Avoid parsing XML with regex. Use an XML processing tool like xmlstarlet:

$ cat foo.xml
<Data>
  <Country>
    <Name>Portugal</Name>
    <Population>10M</Population>
    <Sub>
      <Code>Y</Code>
    </Sub>
  </Country>
  <Country>
    <Name>Spain</Name>
    <Population>30M</Population>
    <Sub>
      <Code>Y</Code>
    </Sub>
  </Country>
</Data>

$ xmlstarlet edit --update '/Data/Country[Name="Portugal"]/Sub/Code' -v "N" foo.xml
<?xml version="1.0"?>
<Data>
  <Country>
    <Name>Portugal</Name>
    <Population>10M</Population>
    <Sub>
      <Code>N</Code> 
    </Sub>
  </Country>
  <Country>
    <Name>Spain</Name>
    <Population>30M</Population>
    <Sub>
      <Code>Y</Code>
    </Sub>
  </Country>
</Data>
that other guy
  • 109,738
  • 11
  • 156
  • 185
  • Thanks!
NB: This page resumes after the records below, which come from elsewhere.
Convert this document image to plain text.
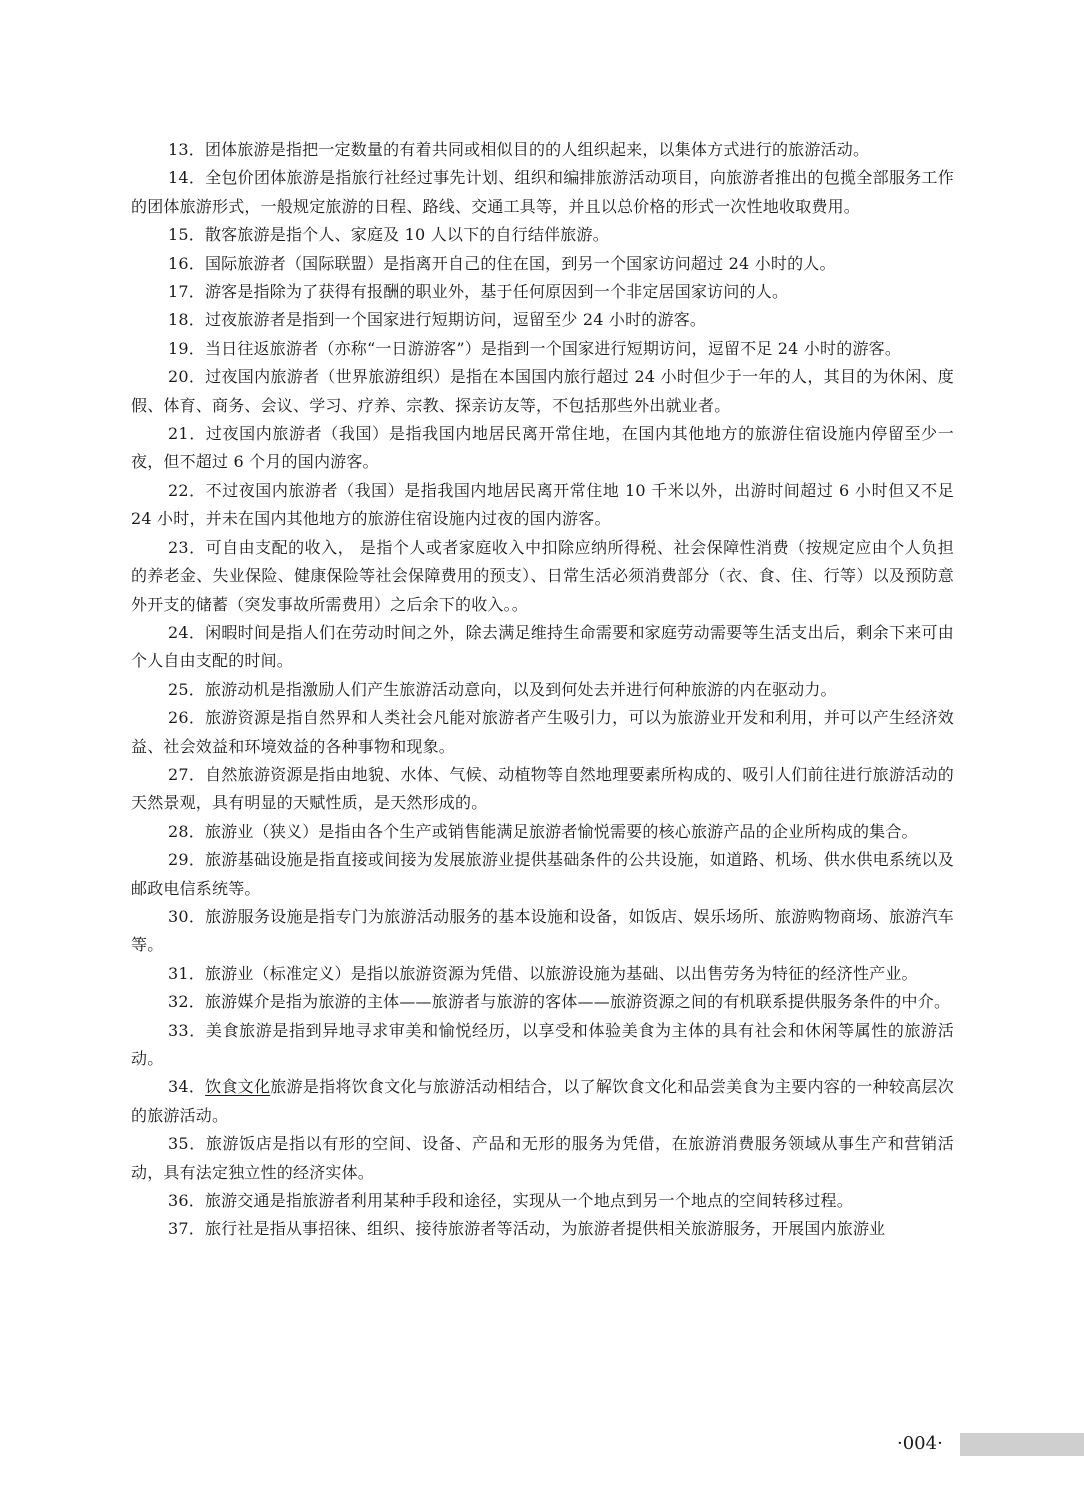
13．团体旅游是指把一定数量的有着共同或相似目的的人组织起来，以集体方式进行的旅游活动。

14．全包价团体旅游是指旅行社经过事先计划、组织和编排旅游活动项目，向旅游者推出的包揽全部服务工作的团体旅游形式，一般规定旅游的日程、路线、交通工具等，并且以总价格的形式一次性地收取费用。

15．散客旅游是指个人、家庭及 10 人以下的自行结伴旅游。

16．国际旅游者（国际联盟）是指离开自己的住在国，到另一个国家访问超过 24 小时的人。

17．游客是指除为了获得有报酬的职业外，基于任何原因到一个非定居国家访问的人。

18．过夜旅游者是指到一个国家进行短期访问，逗留至少 24 小时的游客。

19．当日往返旅游者（亦称“一日游游客”）是指到一个国家进行短期访问，逗留不足 24 小时的游客。

20．过夜国内旅游者（世界旅游组织）是指在本国国内旅行超过 24 小时但少于一年的人，其目的为休闲、度假、体育、商务、会议、学习、疗养、宗教、探亲访友等，不包括那些外出就业者。

21．过夜国内旅游者（我国）是指我国内地居民离开常住地，在国内其他地方的旅游住宿设施内停留至少一夜，但不超过 6 个月的国内游客。

22．不过夜国内旅游者（我国）是指我国内地居民离开常住地 10 千米以外，出游时间超过 6 小时但又不足 24 小时，并未在国内其他地方的旅游住宿设施内过夜的国内游客。

23．可自由支配的收入， 是指个人或者家庭收入中扣除应纳所得税、社会保障性消费（按规定应由个人负担的养老金、失业保险、健康保险等社会保障费用的预支）、日常生活必须消费部分（衣、食、住、行等）以及预防意外开支的储蓄（突发事故所需费用）之后余下的收入。。

24．闲暇时间是指人们在劳动时间之外，除去满足维持生命需要和家庭劳动需要等生活支出后，剩余下来可由个人自由支配的时间。

25．旅游动机是指激励人们产生旅游活动意向，以及到何处去并进行何种旅游的内在驱动力。

26．旅游资源是指自然界和人类社会凡能对旅游者产生吸引力，可以为旅游业开发和利用，并可以产生经济效益、社会效益和环境效益的各种事物和现象。

27．自然旅游资源是指由地貌、水体、气候、动植物等自然地理要素所构成的、吸引人们前往进行旅游活动的天然景观，具有明显的天赋性质，是天然形成的。

28．旅游业（狭义）是指由各个生产或销售能满足旅游者愉悦需要的核心旅游产品的企业所构成的集合。

29．旅游基础设施是指直接或间接为发展旅游业提供基础条件的公共设施，如道路、机场、供水供电系统以及邮政电信系统等。

30．旅游服务设施是指专门为旅游活动服务的基本设施和设备，如饭店、娱乐场所、旅游购物商场、旅游汽车等。

31．旅游业（标准定义）是指以旅游资源为凭借、以旅游设施为基础、以出售劳务为特征的经济性产业。

32．旅游媒介是指为旅游的主体——旅游者与旅游的客体——旅游资源之间的有机联系提供服务条件的中介。

33．美食旅游是指到异地寻求审美和愉悦经历，以享受和体验美食为主体的具有社会和休闲等属性的旅游活动。

34．饮食文化旅游是指将饮食文化与旅游活动相结合，以了解饮食文化和品尝美食为主要内容的一种较高层次的旅游活动。

35．旅游饭店是指以有形的空间、设备、产品和无形的服务为凭借，在旅游消费服务领域从事生产和营销活动，具有法定独立性的经济实体。

36．旅游交通是指旅游者利用某种手段和途径，实现从一个地点到另一个地点的空间转移过程。

37．旅行社是指从事招徕、组织、接待旅游者等活动，为旅游者提供相关旅游服务，开展国内旅游业

·004·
The reason why I was trying with regex is that I do not have access to xmlstarlet and I have no means to install it. however, I have xmllint. You think it would also be possible with it? – CarlosBernardes Jul 10 '18 at 21:25
0

Use a range match.

sed '/<Name>Portugal</,/<\/Country>/ s/<Code>Y</<Code>N</' file.xml

(Edited to match updated requirements.)

Paul Hodges
  • 10,927
  • 1
  • 16
  • 30
  • Thanks for your help!! However, I made a mistake in the question.. :( With your solution, that would be OK, but I forgot that is parent and Portugal comes inside the tags – CarlosBernardes Jul 10 '18 at 21:03
0

This might work for you (GNU sed):

sed '/<Country>/{:a;N;/<\/Country>/!ba;/Portugal/s/Y/N/}' /file

Gather up the lines for a Country then match those lines to contain Portugal and replace the first Y with N.

potong
  • 51,370
  • 6
  • 49
  • 80
0

If your input is really always exactly that format then all you need is:

$ awk '/<Name>/{f=/Portugal/} f && /<Code>/{sub(/Y/,"N")} 1' file
<Data>
    <Country>
       <Name>Portugal<\Name>
       <Population>10M</Population>
       <Sub>
          <Code>N</Code>
       </Sub>
    </Country>
    <Country>
       <Name>Spain<\Name>
       <Population>30M</Population>
       <Sub>
          <Code>Y</Code>
       </Sub>
    </Country>
</Data>
Ed Morton
  • 172,331
  • 17
  • 70
  • 167